Christian McKay, left, as a young Orson Welles, upstages dreamboat movie star Zac Efron.Not long before seeing Me and Orson Welles, I had re-watched Welles’ exceptional film essay and final completed feature, 1974’s F for Fake, in which the director appears onscreen and on the soundtrack throughout the film. So as Richard Linklater’s new film began, Welles’ rich baritone, distinctive accent, and intense yet mischievous eyes were still lingering in my head. It came as a bit of a shock, then, when Christian McKay first appeared on screen with the exact same voice, eyes, and mannerisms as the great charlatan himself.
McKay’s performance as Welles is remarkable, and reason enough to see this thoroughly entertaining film, which concentrates on the groundbreaking production of Julius Caesar that he and his fledgling Mercury Theater embarked upon in 1937. Welles was only 22 at the time, already a prodigy, but still just at the cusp of the mega-stardom that the War of the Worlds broadcast would bring a year later, and that Citizen Kane would multiply the year after that. The film shies away from mentioning just how young Welles was here, mostly because no audience would ever buy that the 36-year-old McKay is quite that young. No matter; the actor captures the soul of Welles in a way that few portrayals of real people in the movies ever have. Even for film geeks who have pored over every bit of footage of the man, McKay’s performance rings flawless and true.
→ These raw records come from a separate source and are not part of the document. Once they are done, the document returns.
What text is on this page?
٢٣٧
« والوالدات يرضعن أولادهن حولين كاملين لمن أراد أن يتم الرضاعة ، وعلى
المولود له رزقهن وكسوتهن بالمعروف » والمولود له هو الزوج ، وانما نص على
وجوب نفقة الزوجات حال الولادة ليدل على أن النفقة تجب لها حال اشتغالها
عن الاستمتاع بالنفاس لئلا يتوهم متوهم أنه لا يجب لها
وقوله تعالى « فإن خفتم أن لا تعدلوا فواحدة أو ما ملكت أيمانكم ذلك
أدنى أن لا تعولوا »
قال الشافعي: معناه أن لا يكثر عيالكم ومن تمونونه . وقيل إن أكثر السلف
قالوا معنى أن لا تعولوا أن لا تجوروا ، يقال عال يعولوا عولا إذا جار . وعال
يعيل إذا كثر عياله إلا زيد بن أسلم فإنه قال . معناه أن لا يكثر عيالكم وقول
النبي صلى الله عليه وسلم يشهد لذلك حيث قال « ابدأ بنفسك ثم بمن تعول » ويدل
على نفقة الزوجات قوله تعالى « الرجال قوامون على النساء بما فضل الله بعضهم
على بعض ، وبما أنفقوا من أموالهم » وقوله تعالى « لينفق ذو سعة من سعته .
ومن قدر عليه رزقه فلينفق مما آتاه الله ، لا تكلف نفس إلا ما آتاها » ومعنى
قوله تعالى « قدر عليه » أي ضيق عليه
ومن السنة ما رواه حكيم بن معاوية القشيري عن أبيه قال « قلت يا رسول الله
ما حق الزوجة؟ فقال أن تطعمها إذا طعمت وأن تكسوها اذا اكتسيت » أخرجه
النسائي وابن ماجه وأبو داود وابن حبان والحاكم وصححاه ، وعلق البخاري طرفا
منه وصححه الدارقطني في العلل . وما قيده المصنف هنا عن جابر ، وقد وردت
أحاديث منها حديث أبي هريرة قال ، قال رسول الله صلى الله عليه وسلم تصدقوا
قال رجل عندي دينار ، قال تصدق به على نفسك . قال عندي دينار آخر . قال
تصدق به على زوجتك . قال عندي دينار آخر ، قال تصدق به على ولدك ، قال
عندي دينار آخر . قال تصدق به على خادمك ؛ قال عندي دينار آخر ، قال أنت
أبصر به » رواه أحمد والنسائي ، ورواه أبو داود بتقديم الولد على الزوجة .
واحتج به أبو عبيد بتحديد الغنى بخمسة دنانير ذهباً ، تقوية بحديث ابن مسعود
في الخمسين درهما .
But let’s not get ahead of ourselves. There’s a “me” in the title of this film, after all, who must be an important figure if he’s sharing the title card with a giant. “Me” would be Richard, the fictional side of the film played by Zac Efron, a fresh-faced high school student who by sheer luck and good timing manages to score himself a small role in Caesar. The film, as with the Robert Kaplow novel on which it is based, is told from his perspective. His coming of age – artistically, in Welles’ chaotic production, and romantically, via an affair with a theater employee played by Claire Danes – is ostensibly the backbone of the story. But Welles was never one to fade into the shadows (well, rarely, anyway), and Welles the character quickly upstages Richard’s story just as surely as the dazzling McKay upstages the likable, but rather bland, Efron.